‘No Fat in the System’: Why Dairy Is Under Strain
Why It Matters
The squeeze on dairy margins threatens food‑security‑critical milk supplies and the livelihoods of rural communities, while highlighting the power imbalance between producers and Australia’s dominant grocery chains.
Key Takeaways
- •Australian dairy farms face near‑break‑even margins from fuel, fertilizer, water costs.
- •Milk production has fallen 20 years; only ~4,000 farms remain nationwide.
- •Victoria supplies 63 % of milk but lost 1.2 bn L due to water policy.
- •Retailers keep milk under $2 AU/L; farmers demand a 30‑cent price rise.
- •Supermarket bargaining power limits farmer earnings, risking further industry contraction.
Pulse Analysis
The Australian dairy industry, once a pillar of the rural economy, now grapples with a perfect storm of rising input costs and a deregulated pricing environment. Rabobank’s outlook shows fuel, fertiliser, water and labour expenses driving farm‑gate margins to break‑even levels, forcing many producers into trade credit cycles. This financial pressure is compounded by geography—only 0.2 % of the continent supports low‑cost dairy—making the sector vulnerable to weather extremes and water‑allocation policies that have already shaved 1.2 bn L of milk from Victoria’s output.
At the retail end, supermarkets such as Woolworths and Coles have frozen prices on staple items, citing household pressure and global conflicts, yet they retain significant leverage over suppliers. The ACCC’s recent inquiry highlighted limited incentives for these retailers to compete aggressively on price, reinforcing a power imbalance that keeps milk retail prices low—under $2 AU/L (≈$1.30 USD)—while farmers absorb rising costs. Producers like Ben Bennett are calling for a minimum 30‑cent (≈$0.20 USD) per‑litre price increase with guaranteed pass‑through, arguing that without it the industry risks further contraction.
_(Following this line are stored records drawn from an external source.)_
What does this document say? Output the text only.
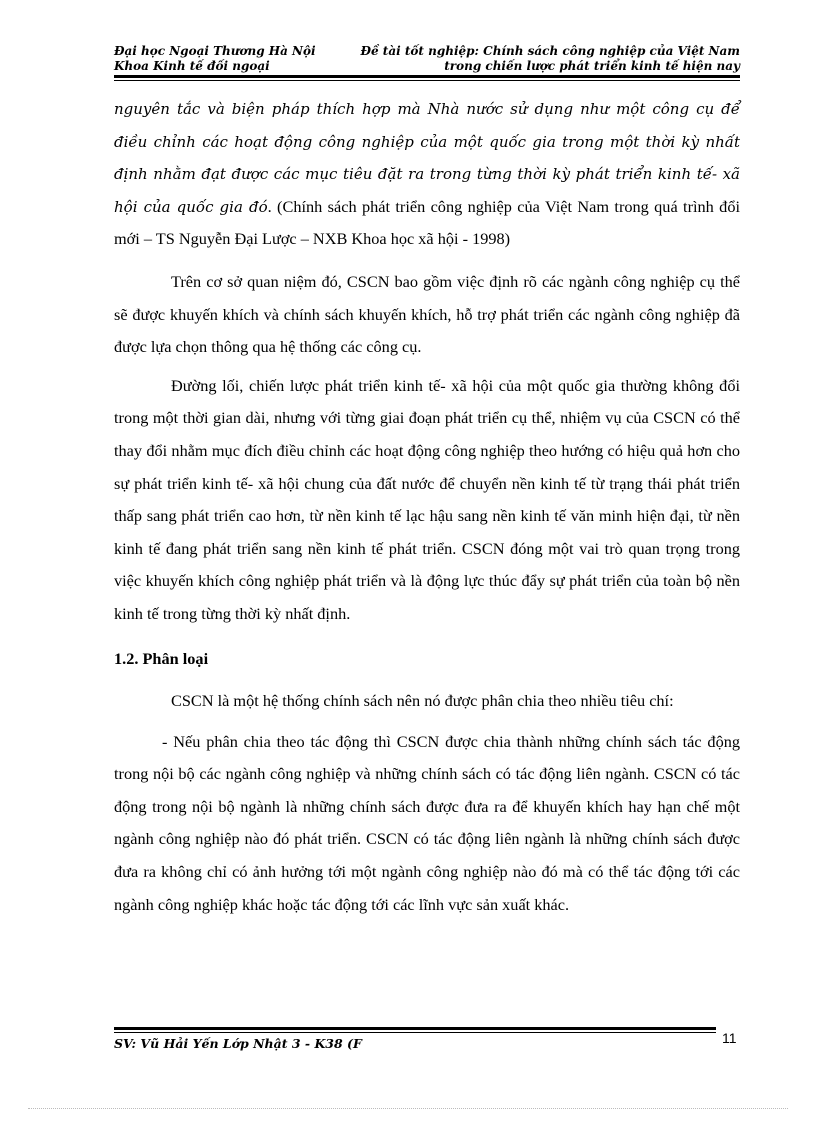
Đại học Ngoại Thương Hà Nội
Khoa Kinh tế đối ngoại
Đề tài tốt nghiệp: Chính sách công nghiệp của Việt Nam
trong chiến lược phát triển kinh tế hiện nay

nguyên tắc và biện pháp thích hợp mà Nhà nước sử dụng như một công cụ để điều chỉnh các hoạt động công nghiệp của một quốc gia trong một thời kỳ nhất định nhằm đạt được các mục tiêu đặt ra trong từng thời kỳ phát triển kinh tế- xã hội của quốc gia đó. (Chính sách phát triển công nghiệp của Việt Nam trong quá trình đổi mới – TS Nguyễn Đại Lược – NXB Khoa học xã hội - 1998)

Trên cơ sở quan niệm đó, CSCN bao gồm việc định rõ các ngành công nghiệp cụ thể sẽ được khuyến khích và chính sách khuyến khích, hỗ trợ phát triển các ngành công nghiệp đã được lựa chọn thông qua hệ thống các công cụ.

Đường lối, chiến lược phát triển kinh tế- xã hội của một quốc gia thường không đổi trong một thời gian dài, nhưng với từng giai đoạn phát triển cụ thể, nhiệm vụ của CSCN có thể thay đổi nhằm mục đích điều chỉnh các hoạt động công nghiệp theo hướng có hiệu quả hơn cho sự phát triển kinh tế- xã hội chung của đất nước để chuyển nền kinh tế từ trạng thái phát triển thấp sang phát triển cao hơn, từ nền kinh tế lạc hậu sang nền kinh tế văn minh hiện đại, từ nền kinh tế đang phát triển sang nền kinh tế phát triển. CSCN đóng một vai trò quan trọng trong việc khuyến khích công nghiệp phát triển và là động lực thúc đẩy sự phát triển của toàn bộ nền kinh tế trong từng thời kỳ nhất định.

1.2. Phân loại

CSCN là một hệ thống chính sách nên nó được phân chia theo nhiều tiêu chí:

- Nếu phân chia theo tác động thì CSCN được chia thành những chính sách tác động trong nội bộ các ngành công nghiệp và những chính sách có tác động liên ngành. CSCN có tác động trong nội bộ ngành là những chính sách được đưa ra để khuyến khích hay hạn chế một ngành công nghiệp nào đó phát triển. CSCN có tác động liên ngành là những chính sách được đưa ra không chỉ có ảnh hưởng tới một ngành công nghiệp nào đó mà có thể tác động tới các ngành công nghiệp khác hoặc tác động tới các lĩnh vực sản xuất khác.

SV: Vũ Hải Yến Lớp Nhật 3 - K38 (F	11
Looking ahead, continued decline—projected at 1.2 % nationally in 2026/27—could erode Australia’s self‑sufficiency in dairy and diminish rural employment. Policy interventions may need to address input cost volatility, enforce fairer farm‑gate pricing, and reconsider water allocation rules to sustain production. For consumers, the hidden cost of cheap milk may soon surface as supply gaps emerge, underscoring the importance of balancing affordability with the long‑term health of the dairy supply chain.